太陽の光はもうすっかり勢いを失って、悲しいほどにぼんやりと見えます。全てが色を失うこの時期は、空さえも鈍色に変わって、更に寂しさ増して行きます。
それでも東京の公園や街路樹には、未だ未だ黄葉や紅葉が多く残っています。木々は赤や黄色に染まった葉を、寒空の下で名残い惜しそうに少しずつ落としながら、我慢強くず~と立ち続けているのです。
丁度それは既に茶色く退色した葉たちを、なるべく落とさずに大切に身に纏って、この寒さを凌いでいるかの様に思えました。『あなた達はきっと、この寒さから身を守っているのね!』と、わたしはそっと木々に話掛けたのです。

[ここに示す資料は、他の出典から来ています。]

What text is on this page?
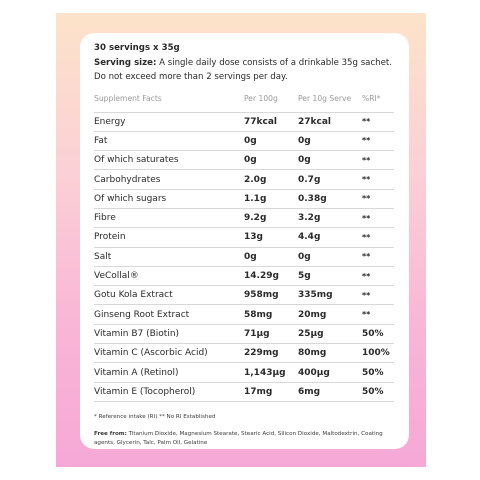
30 servings x 35g
Serving size: A single daily dose consists of a drinkable 35g sachet.
Do not exceed more than 2 servings per day.
Supplement Facts	Per 100g	Per 10g Serve	%RI*
Energy	77kcal	27kcal	**
Fat	0g	0g	**
Of which saturates	0g	0g	**
Carbohydrates	2.0g	0.7g	**
Of which sugars	1.1g	0.38g	**
Fibre	9.2g	3.2g	**
Protein	13g	4.4g	**
Salt	0g	0g	**
VeCollal®	14.29g	5g	**
Gotu Kola Extract	958mg	335mg	**
Ginseng Root Extract	58mg	20mg	**
Vitamin B7 (Biotin)	71µg	25µg	50%
Vitamin C (Ascorbic Acid)	229mg	80mg	100%
Vitamin A (Retinol)	1,143µg	400µg	50%
Vitamin E (Tocopherol)	17mg	6mg	50%
* Reference intake (RI) ** No RI Established
Free from: Titanium Dioxide, Magnesium Stearate, Stearic Acid, Silicon Dioxide, Maltodextrin, Coating agents, Glycerin, Talc, Palm Oil, Gelatine
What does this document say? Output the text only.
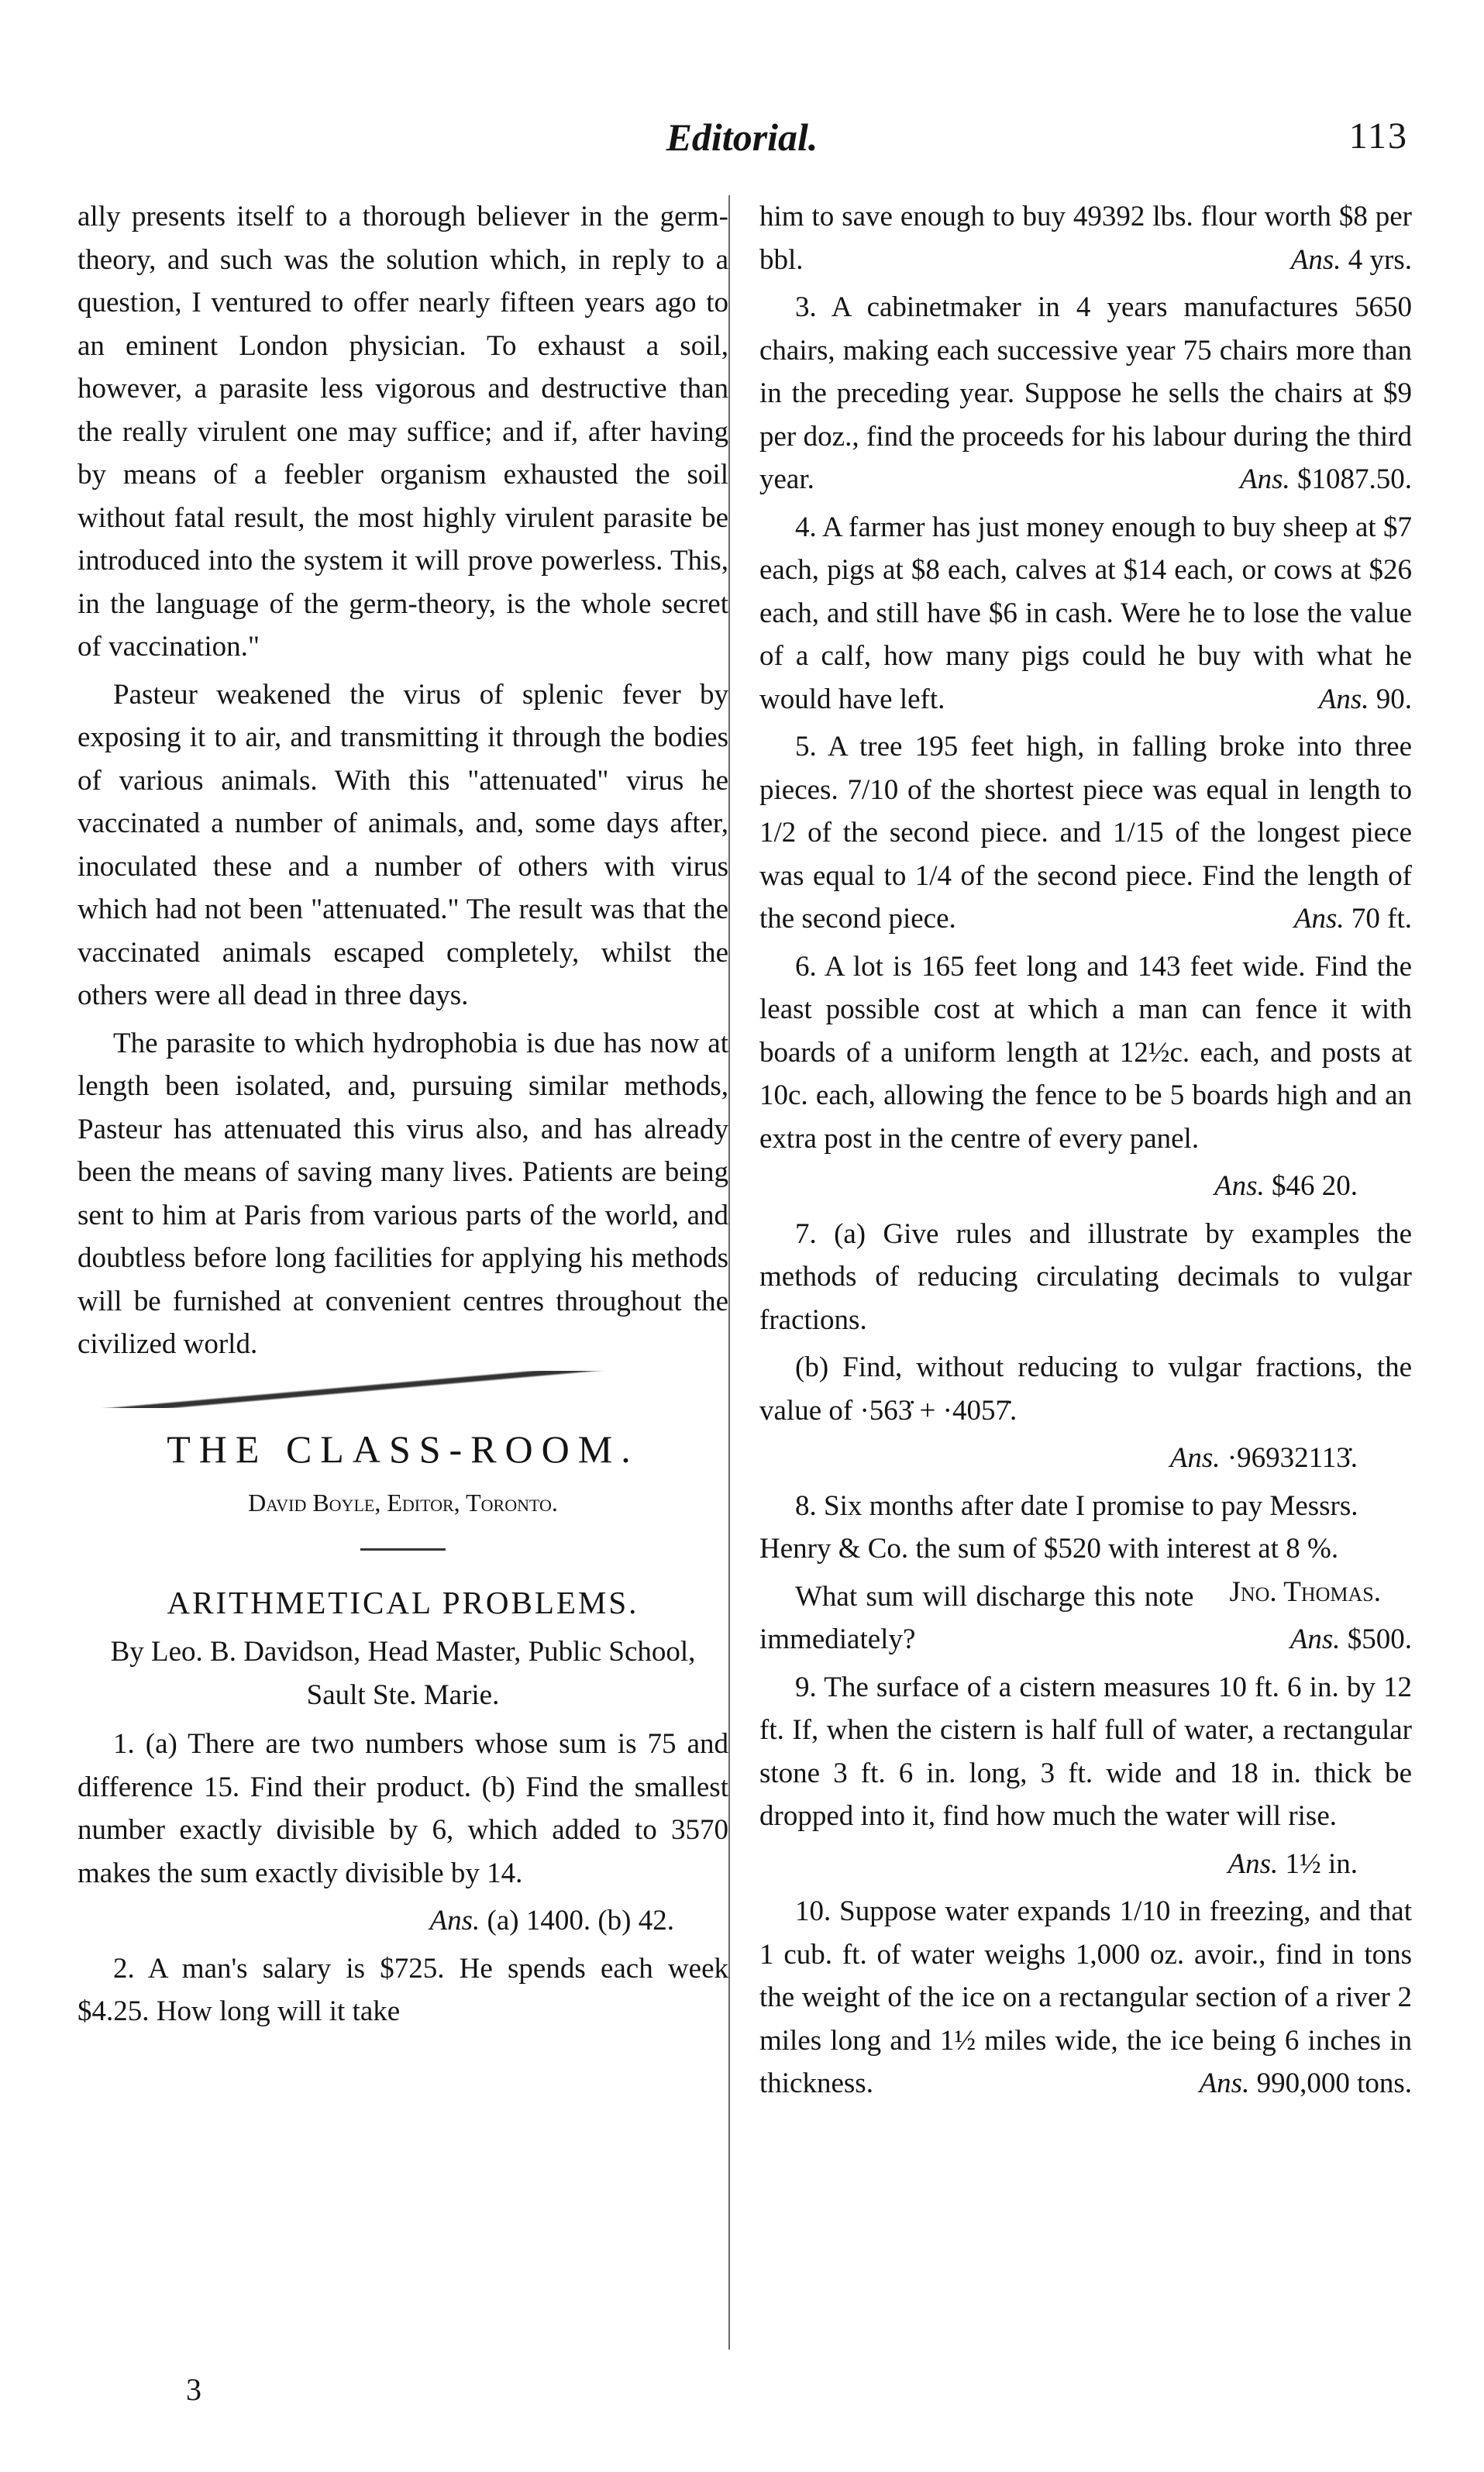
Editorial.	113

ally presents itself to a thorough believer in the germ-theory, and such was the solution which, in reply to a question, I ventured to offer nearly fifteen years ago to an eminent London physician. To exhaust a soil, however, a parasite less vigorous and destructive than the really virulent one may suffice; and if, after having by means of a feebler organism exhausted the soil without fatal result, the most highly virulent parasite be introduced into the system it will prove powerless. This, in the language of the germ-theory, is the whole secret of vaccination."

Pasteur weakened the virus of splenic fever by exposing it to air, and transmitting it through the bodies of various animals. With this "attenuated" virus he vaccinated a number of animals, and, some days after, inoculated these and a number of others with virus which had not been "attenuated." The result was that the vaccinated animals escaped completely, whilst the others were all dead in three days.

The parasite to which hydrophobia is due has now at length been isolated, and, pursuing similar methods, Pasteur has attenuated this virus also, and has already been the means of saving many lives. Patients are being sent to him at Paris from various parts of the world, and doubtless before long facilities for applying his methods will be furnished at convenient centres throughout the civilized world.

THE CLASS-ROOM.
David Boyle, Editor, Toronto.
ARITHMETICAL PROBLEMS.
By Leo. B. Davidson, Head Master, Public School, Sault Ste. Marie.

1. (a) There are two numbers whose sum is 75 and difference 15. Find their product. (b) Find the smallest number exactly divisible by 6, which added to 3570 makes the sum exactly divisible by 14.

Ans. (a) 1400. (b) 42.

2. A man's salary is $725. He spends each week $4.25. How long will it take

3

him to save enough to buy 49392 lbs. flour worth $8 per bbl.	Ans. 4 yrs.

3. A cabinetmaker in 4 years manufactures 5650 chairs, making each successive year 75 chairs more than in the preceding year. Suppose he sells the chairs at $9 per doz., find the proceeds for his labour during the third year.	Ans. $1087.50.

4. A farmer has just money enough to buy sheep at $7 each, pigs at $8 each, calves at $14 each, or cows at $26 each, and still have $6 in cash. Were he to lose the value of a calf, how many pigs could he buy with what he would have left.	Ans. 90.

5. A tree 195 feet high, in falling broke into three pieces. 7/10 of the shortest piece was equal in length to 1/2 of the second piece. and 1/15 of the longest piece was equal to 1/4 of the second piece. Find the length of the second piece.	Ans. 70 ft.

6. A lot is 165 feet long and 143 feet wide. Find the least possible cost at which a man can fence it with boards of a uniform length at 12½c. each, and posts at 10c. each, allowing the fence to be 5 boards high and an extra post in the centre of every panel.

Ans. $46 20.

7. (a) Give rules and illustrate by examples the methods of reducing circulating decimals to vulgar fractions.

(b) Find, without reducing to vulgar fractions, the value of ·563̇ + ·4057̇.

Ans. ·96932113̇.

8. Six months after date I promise to pay Messrs. Henry & Co. the sum of $520 with interest at 8 %.
Jno. Thomas.

What sum will discharge this note immediately?	Ans. $500.

9. The surface of a cistern measures 10 ft. 6 in. by 12 ft. If, when the cistern is half full of water, a rectangular stone 3 ft. 6 in. long, 3 ft. wide and 18 in. thick be dropped into it, find how much the water will rise.

Ans. 1½ in.

10. Suppose water expands 1/10 in freezing, and that 1 cub. ft. of water weighs 1,000 oz. avoir., find in tons the weight of the ice on a rectangular section of a river 2 miles long and 1½ miles wide, the ice being 6 inches in thickness.	Ans. 990,000 tons.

紅葉シーズン真っ盛りの頃は、あんなに持てはやされた紅葉たちですが、今は目をやる人もまれです。すっかり忘れ去られた木々は、その葉の全てが色褪せ散り落ちるその時迄、精一頑張っている様に思えてなりません。この季節の紅葉ほど、わたしに哀れさを感じさせる物は在りません。